Bivariate and multivariate analyses are statistical methods that help you investigate relationships between data samples. Bivariate analysis looks at two paired data sets, studying whether a relationship exists between them. Multivariate analysis uses two or more variables and analyzes which, if any, are correlated with a specific outcome. The goal in the latter case is to determine which variables influence or cause the outcome.
Bivariate analysis investigates the relationship between two paired data sets. The two data sets are paired because a pair of observations are taken from a single sample or individual, but each sample is independent. The data is analyzed, using tools such as t-tests and chi-squared tests, to see if the two groups of data correlate with each other and, if the variables are quantitative, they are usually graphed on a scatterplot. Bivariate analysis also examines the strength of any correlation.
One example of bivariate analysis is a research team recording the age of both husband and wife in a single marriage. This data is paired because both ages come from the same marriage, but independent because one person's age doesn't cause another person's age. The data is plotted, showing a correlation in the data: the older husbands have older wives. A second example is recording measurements of grip strength and arm strength from individuals. The data is paired because both measurements come from a single person, but independent because different muscles are used. Data is plotted from many individuals, showing a correlation: people with higher grip strength have higher arm strength.
Multivariate analysis analyzes several variables to see if one or more of them are predictive of a certain outcome. The predictive variables are considered independent variables, and the outcome is the dependent variable. The variables can be either continuous, meaning they can have a range of values, or they can be dichotomous, meaning they represent the answer to a yes or no question.
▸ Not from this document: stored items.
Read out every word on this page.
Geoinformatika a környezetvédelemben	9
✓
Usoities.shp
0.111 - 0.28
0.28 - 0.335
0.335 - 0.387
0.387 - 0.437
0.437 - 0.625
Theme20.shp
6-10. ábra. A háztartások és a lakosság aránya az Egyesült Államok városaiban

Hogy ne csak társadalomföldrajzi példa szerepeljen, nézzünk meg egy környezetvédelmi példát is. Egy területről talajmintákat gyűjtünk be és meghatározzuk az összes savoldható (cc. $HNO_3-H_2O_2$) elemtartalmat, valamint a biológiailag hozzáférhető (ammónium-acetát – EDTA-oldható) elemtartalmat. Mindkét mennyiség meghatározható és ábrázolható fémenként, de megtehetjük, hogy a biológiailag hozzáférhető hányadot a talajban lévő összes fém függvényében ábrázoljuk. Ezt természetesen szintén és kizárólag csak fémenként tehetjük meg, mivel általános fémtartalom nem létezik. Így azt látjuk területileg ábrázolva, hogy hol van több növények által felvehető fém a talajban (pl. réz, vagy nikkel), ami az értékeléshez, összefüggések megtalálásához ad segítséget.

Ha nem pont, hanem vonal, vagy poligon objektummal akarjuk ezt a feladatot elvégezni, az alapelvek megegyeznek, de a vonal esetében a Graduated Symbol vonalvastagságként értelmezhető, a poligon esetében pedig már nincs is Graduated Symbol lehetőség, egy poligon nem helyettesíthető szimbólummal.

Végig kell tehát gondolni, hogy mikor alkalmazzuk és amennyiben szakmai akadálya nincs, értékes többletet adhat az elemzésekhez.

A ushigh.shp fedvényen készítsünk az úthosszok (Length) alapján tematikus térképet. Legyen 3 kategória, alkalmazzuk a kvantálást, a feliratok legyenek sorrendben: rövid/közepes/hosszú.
Multiple regression analysis is the most common method used in multivariate analysis to find correlations between data sets, but many others, such as logistic regression and multivariate analysis of variance, are also used.
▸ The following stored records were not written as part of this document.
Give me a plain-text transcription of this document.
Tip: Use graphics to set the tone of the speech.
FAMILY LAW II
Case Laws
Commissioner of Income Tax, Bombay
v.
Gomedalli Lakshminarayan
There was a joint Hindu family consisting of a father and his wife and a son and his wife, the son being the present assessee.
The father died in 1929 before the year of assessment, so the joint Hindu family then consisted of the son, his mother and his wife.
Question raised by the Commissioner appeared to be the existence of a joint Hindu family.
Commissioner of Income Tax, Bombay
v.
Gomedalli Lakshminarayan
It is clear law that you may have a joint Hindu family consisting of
Multivariate analysis was used in by researchers in a 2009 Journal of Pediatrics study to investigate whether negative life events, family environment, family violence, media violence and depression are predictors of youth aggression and bullying. Negative life events, family environment, family violence, media violence and depression were the independent predictor variables. Aggression and bullying were the dependent outcome variables. Over 600 subjects, with an average age of 12 years old, were given questionnaires that determined the predictor variables for each child. A survey was also given that determined the outcome variables for each child. Multiple regression equations and structural equation modeling was used to study the data set. Negative life events and depression were found to be the strongest predictors of youth aggression.